All this was about Wednesday. But the columns right for Wednesday wouldn’t do even one day later. Though few new facts were known, Schmich’s “first flush” had passed. On Thursday, columnists again shouldered their obligation to be considered. Eric Zorn, who alternates with Schmich in the Tribune, acknowledged this in print. He told us how he and his son had been tossing the baseball around in the yard Tuesday morning when his wife “came onto the porch to interrupt our little Norman Rockwell scene,” and how when his son took off for school “he stepped into a different country than the one in which we’d been playing catch.” This was day-one fare, and Zorn stepped back from it. “By now,” he wrote, “you have probably read and heard your fill of ordinary-morning-interrupted tales and how-I-heard-and-what-I-felt anecdotes. In fact, I’m grateful that you slogged through mine and have made it this far down the column. But they’re important stories to tell. And I urge you, once you finish with the newspaper, to pick up a pen or go to the computer and take a few minutes to write about your day Tuesday. . . . You think you’ll never forget, but you will. . . . Your thoughts will gradually come to conform with history’s judgments, and your recollections will turn generic.”

By the third day the catastrophe had begun to recede, even if no one was ready to say so. Televisions in offices weren’t necessarily running nonstop any longer, planes were beginning to fly, and networks were discussing when to go back to commercials. Catastrophe was being assimilated. There was still only one subject fit for a columnist, but the strain of continuing to dwell on it in the absence of fresh facts began to show. “We’re at war. There’s no other way to put it now,” John Kass wrote for Tuesday afternoon’s extra edition of the Tribune. The next morning he asserted an “obligation of blood” between America’s living and its dead.

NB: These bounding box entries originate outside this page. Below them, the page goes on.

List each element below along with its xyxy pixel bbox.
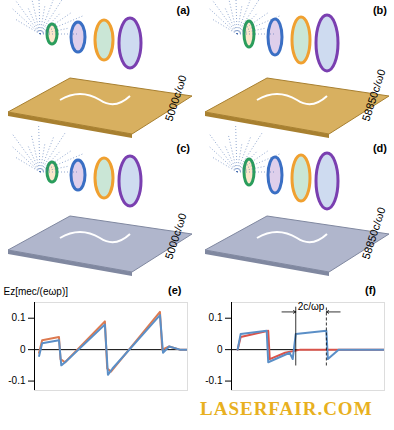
svg-text:0: 0 — [217, 344, 223, 355]
svg-text:-0.1: -0.1 — [8, 375, 26, 386]
html-text:(f): (f) — [365, 284, 376, 296]
html-text:LASERFAIR.COM: LASERFAIR.COM — [200, 398, 373, 419]
svg-text:(a): (a) — [177, 4, 191, 16]
svg-text:-0.1: -0.1 — [205, 375, 223, 386]
html-text:(e): (e) — [168, 284, 182, 296]
svg-text:5000c/ω0: 5000c/ω0 — [162, 74, 188, 123]
svg-text:(d): (d) — [373, 142, 387, 154]
svg-text:58850c/ω0: 58850c/ω0 — [359, 206, 387, 261]
svg-text:58850c/ω0: 58850c/ω0 — [359, 68, 387, 123]
svg-text:(b): (b) — [373, 4, 387, 16]
svg-text:Ez[mec/(eωp)]: Ez[mec/(eωp)] — [4, 286, 69, 297]
svg-text:5000c/ω0: 5000c/ω0 — [162, 212, 188, 261]
svg-text:0.1: 0.1 — [12, 312, 26, 323]
svg-text:0.1: 0.1 — [209, 312, 223, 323]
svg-text:0: 0 — [20, 344, 26, 355]
svg-text:2c/ωp: 2c/ωp — [298, 301, 325, 312]
svg-text:(c): (c) — [177, 142, 191, 154]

On Thursday he stepped back for a wider view: “For the past decade we’ve sat dumb and stupid as the U.S. military was transformed from a killing machine into a playpen for sociologists and political schemers.” By Friday he was saying, “I thought I’d surely hear the whining, and the carping, and the press conferencing and the picketing against public prayer. But the anti-public prayer whining isn’t enough to register. So we’re not hearing the separation-of-church-and-state crowd gnashing its teeth.”